In molecules, the mechanical bond is not shared between atoms—it is a bond that arises when molecular entities become entangled in space. Just as supermolecules are held together by supramolecular interactions, mechanomolecules, such as catenanes and rotaxanes, are maintained by mechanical bonds. This emergent bond endows mechanomolecules with a whole suite of novel properties relating to both form and function. They hold unlimited promise for countless applications, ranging from their presence in molecular devices and electronics to their involvement in remarkably advanced functional materials. The Nature of the Mechanical Bond is a comprehensive review of much of the contemporary literature on the mechanical bond, accessible to newcomers and veterans alike.
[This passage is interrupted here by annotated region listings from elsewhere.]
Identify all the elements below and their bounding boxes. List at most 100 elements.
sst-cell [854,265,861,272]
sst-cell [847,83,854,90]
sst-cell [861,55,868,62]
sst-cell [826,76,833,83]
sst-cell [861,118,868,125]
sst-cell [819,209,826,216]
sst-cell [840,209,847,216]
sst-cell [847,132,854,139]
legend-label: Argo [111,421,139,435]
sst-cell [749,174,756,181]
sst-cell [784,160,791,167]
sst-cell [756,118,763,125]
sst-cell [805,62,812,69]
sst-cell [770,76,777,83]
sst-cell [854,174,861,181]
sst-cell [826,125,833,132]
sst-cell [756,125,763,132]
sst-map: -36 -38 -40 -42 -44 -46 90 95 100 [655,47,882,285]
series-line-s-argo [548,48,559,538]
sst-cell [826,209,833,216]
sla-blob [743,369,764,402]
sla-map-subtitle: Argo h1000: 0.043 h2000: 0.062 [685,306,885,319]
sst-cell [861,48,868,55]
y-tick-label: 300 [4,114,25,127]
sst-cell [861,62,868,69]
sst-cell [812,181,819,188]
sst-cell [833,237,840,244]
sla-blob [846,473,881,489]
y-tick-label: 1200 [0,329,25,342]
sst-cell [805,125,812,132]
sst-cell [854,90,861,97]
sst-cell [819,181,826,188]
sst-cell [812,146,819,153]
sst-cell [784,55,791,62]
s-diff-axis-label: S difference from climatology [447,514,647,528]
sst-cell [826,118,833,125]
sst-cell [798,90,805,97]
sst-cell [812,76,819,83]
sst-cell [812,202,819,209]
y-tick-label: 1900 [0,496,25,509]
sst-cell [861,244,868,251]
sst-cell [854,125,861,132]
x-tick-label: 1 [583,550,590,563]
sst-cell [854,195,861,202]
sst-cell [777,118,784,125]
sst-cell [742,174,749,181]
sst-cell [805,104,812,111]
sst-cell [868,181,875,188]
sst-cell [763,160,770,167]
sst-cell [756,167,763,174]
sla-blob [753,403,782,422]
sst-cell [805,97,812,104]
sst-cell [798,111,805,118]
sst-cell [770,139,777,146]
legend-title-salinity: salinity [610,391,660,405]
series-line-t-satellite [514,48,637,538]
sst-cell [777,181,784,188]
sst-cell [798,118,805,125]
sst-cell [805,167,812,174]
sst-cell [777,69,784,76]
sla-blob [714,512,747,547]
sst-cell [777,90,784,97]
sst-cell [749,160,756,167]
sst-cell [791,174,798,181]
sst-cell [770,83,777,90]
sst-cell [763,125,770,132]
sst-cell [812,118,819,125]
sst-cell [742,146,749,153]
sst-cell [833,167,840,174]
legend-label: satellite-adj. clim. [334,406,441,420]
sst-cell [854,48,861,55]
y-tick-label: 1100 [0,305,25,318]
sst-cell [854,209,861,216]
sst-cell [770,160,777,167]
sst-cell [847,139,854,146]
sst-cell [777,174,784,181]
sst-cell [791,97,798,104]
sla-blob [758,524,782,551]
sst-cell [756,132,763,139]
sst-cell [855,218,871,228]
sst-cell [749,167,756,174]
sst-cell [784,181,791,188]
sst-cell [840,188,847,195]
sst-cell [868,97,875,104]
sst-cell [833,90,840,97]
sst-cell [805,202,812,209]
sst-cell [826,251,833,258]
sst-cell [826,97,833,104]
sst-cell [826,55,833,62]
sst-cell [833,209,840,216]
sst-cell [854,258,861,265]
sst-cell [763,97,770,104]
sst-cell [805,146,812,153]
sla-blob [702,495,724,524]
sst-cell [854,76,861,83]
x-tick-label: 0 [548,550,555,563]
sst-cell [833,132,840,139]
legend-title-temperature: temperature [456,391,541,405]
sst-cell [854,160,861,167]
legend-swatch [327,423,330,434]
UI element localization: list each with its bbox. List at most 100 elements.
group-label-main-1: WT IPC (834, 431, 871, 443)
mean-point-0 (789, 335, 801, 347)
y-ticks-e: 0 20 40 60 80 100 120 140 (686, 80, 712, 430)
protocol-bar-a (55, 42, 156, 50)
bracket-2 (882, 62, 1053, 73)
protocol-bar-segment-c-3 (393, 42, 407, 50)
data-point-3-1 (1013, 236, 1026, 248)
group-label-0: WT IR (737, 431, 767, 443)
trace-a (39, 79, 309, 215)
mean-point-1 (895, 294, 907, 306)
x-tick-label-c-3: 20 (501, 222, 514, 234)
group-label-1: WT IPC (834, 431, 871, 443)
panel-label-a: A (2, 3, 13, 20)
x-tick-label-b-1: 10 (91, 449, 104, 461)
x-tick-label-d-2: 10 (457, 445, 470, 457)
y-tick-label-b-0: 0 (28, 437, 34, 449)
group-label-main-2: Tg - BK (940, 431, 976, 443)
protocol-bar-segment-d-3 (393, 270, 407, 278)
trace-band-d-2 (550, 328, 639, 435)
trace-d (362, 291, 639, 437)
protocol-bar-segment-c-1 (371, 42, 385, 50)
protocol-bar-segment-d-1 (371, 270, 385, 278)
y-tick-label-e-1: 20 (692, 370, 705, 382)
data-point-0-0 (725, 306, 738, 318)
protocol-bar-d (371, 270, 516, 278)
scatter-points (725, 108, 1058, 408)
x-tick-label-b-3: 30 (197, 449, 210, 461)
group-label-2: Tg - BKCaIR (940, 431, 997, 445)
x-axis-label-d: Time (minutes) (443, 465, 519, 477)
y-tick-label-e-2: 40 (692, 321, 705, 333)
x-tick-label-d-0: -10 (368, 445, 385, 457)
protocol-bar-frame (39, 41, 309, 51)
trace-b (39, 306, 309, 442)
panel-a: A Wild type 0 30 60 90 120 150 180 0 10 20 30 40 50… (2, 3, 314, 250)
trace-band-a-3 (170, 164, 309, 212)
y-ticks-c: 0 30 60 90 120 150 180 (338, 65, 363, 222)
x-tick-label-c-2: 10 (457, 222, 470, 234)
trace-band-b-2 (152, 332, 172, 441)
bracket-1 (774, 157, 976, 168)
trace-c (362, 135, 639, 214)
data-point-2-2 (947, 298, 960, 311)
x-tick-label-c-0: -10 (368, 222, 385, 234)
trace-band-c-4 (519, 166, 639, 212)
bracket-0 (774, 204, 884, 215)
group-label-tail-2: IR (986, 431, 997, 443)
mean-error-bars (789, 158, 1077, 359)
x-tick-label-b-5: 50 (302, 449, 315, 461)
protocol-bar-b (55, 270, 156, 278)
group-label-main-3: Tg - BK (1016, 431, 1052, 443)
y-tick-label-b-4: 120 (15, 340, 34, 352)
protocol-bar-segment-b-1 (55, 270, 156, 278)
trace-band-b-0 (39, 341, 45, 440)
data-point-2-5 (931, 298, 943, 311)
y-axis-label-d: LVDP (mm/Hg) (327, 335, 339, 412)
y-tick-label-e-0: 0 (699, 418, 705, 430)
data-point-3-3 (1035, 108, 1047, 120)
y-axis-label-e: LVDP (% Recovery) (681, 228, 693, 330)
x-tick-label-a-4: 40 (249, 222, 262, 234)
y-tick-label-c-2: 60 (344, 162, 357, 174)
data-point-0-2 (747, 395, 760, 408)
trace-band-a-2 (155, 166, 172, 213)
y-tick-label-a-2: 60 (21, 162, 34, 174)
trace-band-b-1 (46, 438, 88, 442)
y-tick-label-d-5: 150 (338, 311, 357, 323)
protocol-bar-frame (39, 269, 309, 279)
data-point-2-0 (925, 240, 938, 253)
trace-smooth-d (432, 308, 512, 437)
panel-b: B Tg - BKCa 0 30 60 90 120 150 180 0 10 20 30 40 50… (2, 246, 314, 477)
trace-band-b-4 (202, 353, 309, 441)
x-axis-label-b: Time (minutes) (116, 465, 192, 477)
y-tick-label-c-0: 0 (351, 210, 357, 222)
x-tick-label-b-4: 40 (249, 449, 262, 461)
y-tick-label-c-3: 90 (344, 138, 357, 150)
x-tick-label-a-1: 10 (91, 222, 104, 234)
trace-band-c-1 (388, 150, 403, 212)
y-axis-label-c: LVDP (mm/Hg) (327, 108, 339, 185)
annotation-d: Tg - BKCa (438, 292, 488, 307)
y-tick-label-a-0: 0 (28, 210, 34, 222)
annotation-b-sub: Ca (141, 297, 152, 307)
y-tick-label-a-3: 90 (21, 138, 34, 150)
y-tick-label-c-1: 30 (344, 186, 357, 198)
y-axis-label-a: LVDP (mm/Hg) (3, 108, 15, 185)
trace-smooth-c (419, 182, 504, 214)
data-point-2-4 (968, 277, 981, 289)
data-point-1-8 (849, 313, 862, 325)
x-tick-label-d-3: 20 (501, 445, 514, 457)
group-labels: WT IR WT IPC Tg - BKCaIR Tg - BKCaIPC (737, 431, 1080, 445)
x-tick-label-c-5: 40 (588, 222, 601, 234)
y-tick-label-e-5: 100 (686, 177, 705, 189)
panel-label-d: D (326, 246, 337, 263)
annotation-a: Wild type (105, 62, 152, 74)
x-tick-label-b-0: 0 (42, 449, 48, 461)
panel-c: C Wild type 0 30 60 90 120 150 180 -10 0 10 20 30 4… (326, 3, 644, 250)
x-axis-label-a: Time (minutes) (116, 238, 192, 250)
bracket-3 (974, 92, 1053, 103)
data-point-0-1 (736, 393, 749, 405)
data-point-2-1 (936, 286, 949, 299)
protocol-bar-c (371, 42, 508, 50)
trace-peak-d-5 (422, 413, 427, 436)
Topics covered include:
– Supramolecular, covalent, and statistical approaches to the formation of entanglements that underpin mechanical bonds in molecules and macromolecules
– Kinetically and thermodynamically controlled strategies for synthesizing mechanomolecules
– Chemical topology, molecular architectures, polymers, crystals, and materials with mechanical bonds
– The stereochemistry of the mechanical bond (mechanostereochemistry), including the novel types of dynamic and static isomerism and chirality that emerge in mechanomolecules
– Artificial molecular switches and machines based on the large-amplitude translational and rotational motions expressed by suitably designed catenanes and rotaxanes.

This contemporary and highly interdisciplinary field is summarized in a visually appealing, image-driven format, with more than 800 illustrations covering both fundamental and applied research. The Nature of the Mechanical Bond is a must-read for everyone, from students to experienced researchers, with an interest in chemistry’s latest and most non-canonical bond.